Angels represent a category of existence where obedience is automatic. There is no internal conflict, no temptation to reinterpret instructions in self-serving ways. In modern terms, angels resemble perfectly aligned systems: mechanisms that execute tasks exactly as intended. Gravity does not need ethical training. Time does not need moral correction. They function as they are meant to.
Humans are different. Freedom makes them creative, but also dangerous. They can manipulate truth, normalise injustice, and turn exploitation into policy. History shows that human intelligence, when unrestrained by ethics, has repeatedly produced systems of oppression—often efficient, legal, and widely accepted at the time. This is precisely why Prophets appear, again and again, in human history: not when societies lack intelligence, but when they lose moral direction.
Artificial intelligence now occupies an uneasy space between these two worlds. Like angels, machines execute instructions without emotion or moral reflection. Like humans, however, they operate within social systems shaped by power, inequality, and bias. Unlike angels, they do not answer to a higher moral authority. They answer to their designers, their owners, and the incentives embedded in their code.
This is where the danger lies. AI does not make moral choices, but it enforces them at scale. A biased hiring algorithm does not hate anyone, yet it can systematically exclude entire communities. A surveillance system does not intend oppression, yet it can normalise constant monitoring and erode privacy. Autonomous weapons do not feel cruelty, yet they can kill with unmatched efficiency. The machine does not sin—but it multiplies the consequences of human decisions.

“Despite our scientific advancements, modern society risks repeating the historical mistake of prioritizing efficiency and digital power over ethical responsibility. Just as ancient prophets once challenged the corruption of their time, we face a familiar moral struggle in the digital age.”

Modern societies often treat technology as neutral. Algorithms are described as objective, data-driven, and free from human error. This belief mirrors a dangerous misunderstanding: confusing machines with angels. Angels, in Islamic thought, are morally safe because they cannot disobey. Machines are not morally safe because they inherit the values, assumptions, and blind spots of the humans who build them.
The real ethical crisis of AI is therefore not about machines becoming human. It is about humans surrendering responsibility. When decisions are outsourced to systems too complex to question, accountability dissolves. No one feels personally responsible for harm, because “the system” decided. This is a familiar pattern in history. Bureaucracies have long been used to distance individuals from the consequences of their actions. AI simply perfects this distancing.
The Qur’anic idea that Prophets are sent only where moral failure is possible offers a sharp warning for the present moment. Guidance is required not where power is absent, but where it is concentrated. Today, power increasingly resides in code—written by a small number of corporations and states, deployed across entire populations. Ethical oversight, however, lags far behind technological capability. There is also a deeper lesson here about human self-understanding. In the Qur’anic worldview, angels are superior in obedience, but humans are superior only when they choose justice freely.
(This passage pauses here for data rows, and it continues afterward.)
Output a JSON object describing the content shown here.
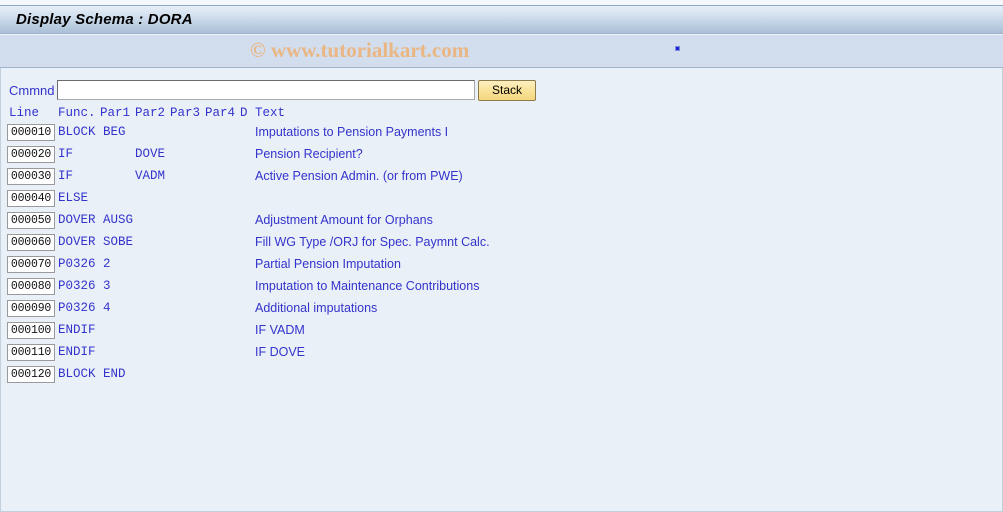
{
  "window": {
    "title": "Display Schema : DORA"
  },
  "watermark": {
    "text": "© www.tutorialkart.com"
  },
  "command_bar": {
    "label": "Cmmnd",
    "value": "",
    "placeholder": "",
    "stack_button_label": "Stack"
  },
  "table": {
    "headers": {
      "line": "Line",
      "func": "Func.",
      "par1": "Par1",
      "par2": "Par2",
      "par3": "Par3",
      "par4": "Par4",
      "d": "D",
      "text": "Text"
    },
    "rows": [
      {
        "line": "000010",
        "func": "BLOCK BEG",
        "par1": "",
        "par2": "",
        "par3": "",
        "par4": "",
        "d": "",
        "text": "Imputations to Pension Payments I"
      },
      {
        "line": "000020",
        "func": "IF",
        "par1": "",
        "par2": "DOVE",
        "par3": "",
        "par4": "",
        "d": "",
        "text": "Pension Recipient?"
      },
      {
        "line": "000030",
        "func": "IF",
        "par1": "",
        "par2": "VADM",
        "par3": "",
        "par4": "",
        "d": "",
        "text": "Active Pension Admin. (or from PWE)"
      },
      {
        "line": "000040",
        "func": "ELSE",
        "par1": "",
        "par2": "",
        "par3": "",
        "par4": "",
        "d": "",
        "text": ""
      },
      {
        "line": "000050",
        "func": "DOVER AUSG",
        "par1": "",
        "par2": "",
        "par3": "",
        "par4": "",
        "d": "",
        "text": "Adjustment Amount for Orphans"
      },
      {
        "line": "000060",
        "func": "DOVER SOBE",
        "par1": "",
        "par2": "",
        "par3": "",
        "par4": "",
        "d": "",
        "text": "Fill WG Type /ORJ for Spec. Paymnt Calc."
      },
      {
        "line": "000070",
        "func": "P0326 2",
        "par1": "",
        "par2": "",
        "par3": "",
        "par4": "",
        "d": "",
        "text": "Partial Pension Imputation"
      },
      {
        "line": "000080",
        "func": "P0326 3",
        "par1": "",
        "par2": "",
        "par3": "",
        "par4": "",
        "d": "",
        "text": "Imputation to Maintenance Contributions"
      },
      {
        "line": "000090",
        "func": "P0326 4",
        "par1": "",
        "par2": "",
        "par3": "",
        "par4": "",
        "d": "",
        "text": "Additional imputations"
      },
      {
        "line": "000100",
        "func": "ENDIF",
        "par1": "",
        "par2": "",
        "par3": "",
        "par4": "",
        "d": "",
        "text": "IF VADM"
      },
      {
        "line": "000110",
        "func": "ENDIF",
        "par1": "",
        "par2": "",
        "par3": "",
        "par4": "",
        "d": "",
        "text": "IF DOVE"
      },
      {
        "line": "000120",
        "func": "BLOCK END",
        "par1": "",
        "par2": "",
        "par3": "",
        "par4": "",
        "d": "",
        "text": ""
      }
    ]
  },
  "colors": {
    "accent_blue": "#3333cc",
    "title_bar_bottom": "#a9bfd7",
    "content_bg": "#eaf0f7",
    "band_bg": "#d2dded",
    "button_gold": "#f3d77e",
    "watermark": "#eab683"
  }
}
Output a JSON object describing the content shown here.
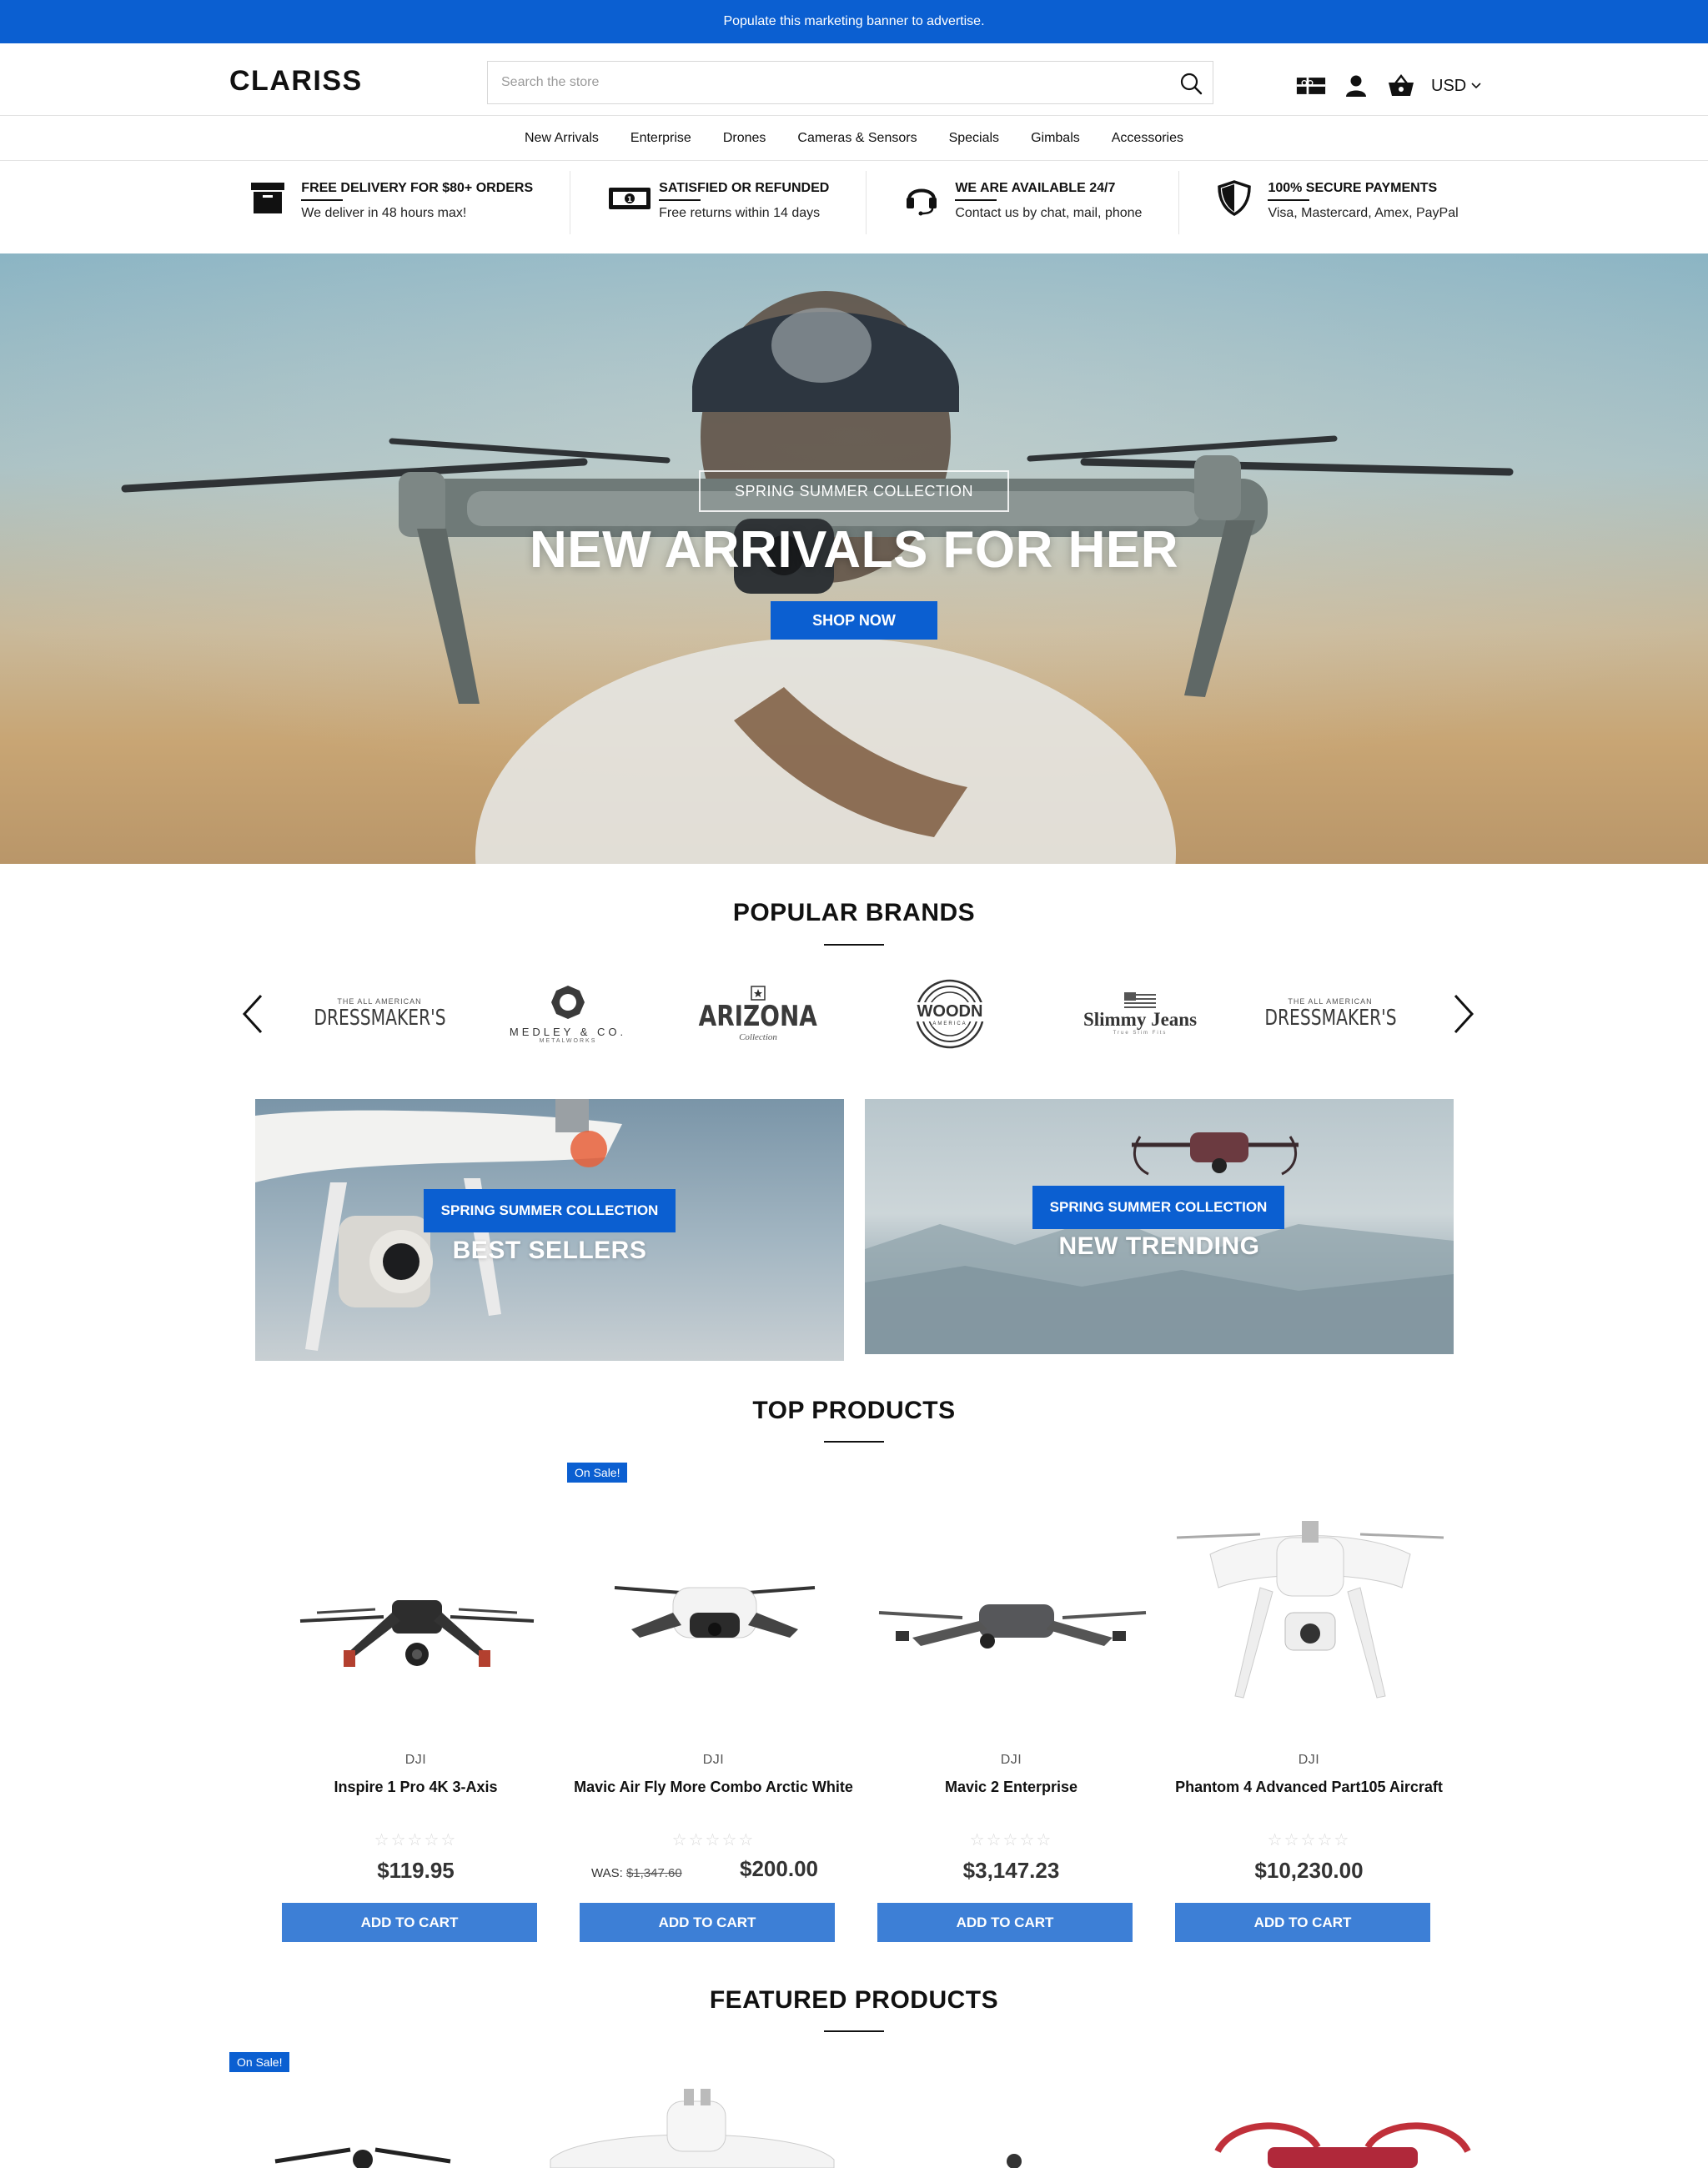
{
  "promo_banner": {
    "text": "Populate this marketing banner to advertise."
  },
  "header": {
    "logo": "CLARISS",
    "search_placeholder": "Search the store",
    "currency": "USD",
    "icons": [
      "gift-card-icon",
      "user-icon",
      "basket-icon",
      "chevron-down-icon"
    ]
  },
  "nav": {
    "items": [
      "New Arrivals",
      "Enterprise",
      "Drones",
      "Cameras & Sensors",
      "Specials",
      "Gimbals",
      "Accessories"
    ]
  },
  "features": [
    {
      "title": "FREE DELIVERY FOR $80+ ORDERS",
      "desc": "We deliver in 48 hours max!",
      "icon": "archive-box-icon"
    },
    {
      "title": "SATISFIED OR REFUNDED",
      "desc": "Free returns within 14 days",
      "icon": "banknote-icon"
    },
    {
      "title": "WE ARE AVAILABLE 24/7",
      "desc": "Contact us by chat, mail, phone",
      "icon": "headset-icon"
    },
    {
      "title": "100% SECURE PAYMENTS",
      "desc": "Visa, Mastercard, Amex, PayPal",
      "icon": "shield-icon"
    }
  ],
  "hero": {
    "tag": "SPRING SUMMER COLLECTION",
    "title": "NEW ARRIVALS FOR HER",
    "button": "SHOP NOW"
  },
  "popular_brands": {
    "title": "POPULAR BRANDS",
    "brands": [
      "DRESSMAKER'S",
      "MEDLEY & CO.",
      "ARIZONA",
      "WOODN",
      "Slimmy Jeans",
      "DRESSMAKER'S"
    ],
    "brand_sublabels": {
      "dressmakers": "THE ALL AMERICAN",
      "medley": "METALWORKS",
      "arizona": "Collection",
      "woodn": "AMERICA",
      "slimmy": "True Slim Fits"
    }
  },
  "banners": [
    {
      "tag": "SPRING SUMMER COLLECTION",
      "title": "BEST SELLERS"
    },
    {
      "tag": "SPRING SUMMER COLLECTION",
      "title": "NEW TRENDING"
    }
  ],
  "top_products": {
    "title": "TOP PRODUCTS",
    "items": [
      {
        "brand": "DJI",
        "name": "Inspire 1 Pro 4K 3-Axis",
        "price": "$119.95",
        "rating": "☆☆☆☆☆",
        "button": "ADD TO CART"
      },
      {
        "brand": "DJI",
        "name": "Mavic Air Fly More Combo Arctic White",
        "was_label": "WAS:",
        "was_price": "$1,347.60",
        "price": "$200.00",
        "rating": "☆☆☆☆☆",
        "badge": "On Sale!",
        "button": "ADD TO CART"
      },
      {
        "brand": "DJI",
        "name": "Mavic 2 Enterprise",
        "price": "$3,147.23",
        "rating": "☆☆☆☆☆",
        "button": "ADD TO CART"
      },
      {
        "brand": "DJI",
        "name": "Phantom 4 Advanced Part105 Aircraft",
        "price": "$10,230.00",
        "rating": "☆☆☆☆☆",
        "button": "ADD TO CART"
      }
    ]
  },
  "featured_products": {
    "title": "FEATURED PRODUCTS",
    "badge": "On Sale!"
  },
  "colors": {
    "accent": "#0b5fd1",
    "cart_button": "#3d7fd6"
  }
}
Human dignity lies not in intelligence alone, but in moral choice. AI challenges this dignity by performing tasks once associated with human judgment, without carrying human responsibility.
This does not mean technology must be rejected. It means it must be restrained. Just as earlier societies developed laws to limit political power, modern societies must develop ethical frameworks to limit algorithmic power. Transparency, accountability, and human oversight are not optional extras. They are moral necessities.
The irony is striking. At a time when humanity prides itself on unprecedented scientific progress, it risks repeating an ancient error: believing that efficiency can replace ethics. Prophets, in their own eras, confronted societies intoxicated with power—economic, political, or cultural. Today, power takes a digital form, but the moral challenge remains the same.
Angels need no Prophets because they cannot go wrong. Machines need ethics because they cannot tell right from wrong. Humans need guidance because they can justify anything. This simple hierarchy, articulated centuries ago, may be one of the clearest lenses through which to view the age of artificial intelligence.
Tailpiece: The question then is not whether machines will become moral. They will not. The real question is whether humans will remain so.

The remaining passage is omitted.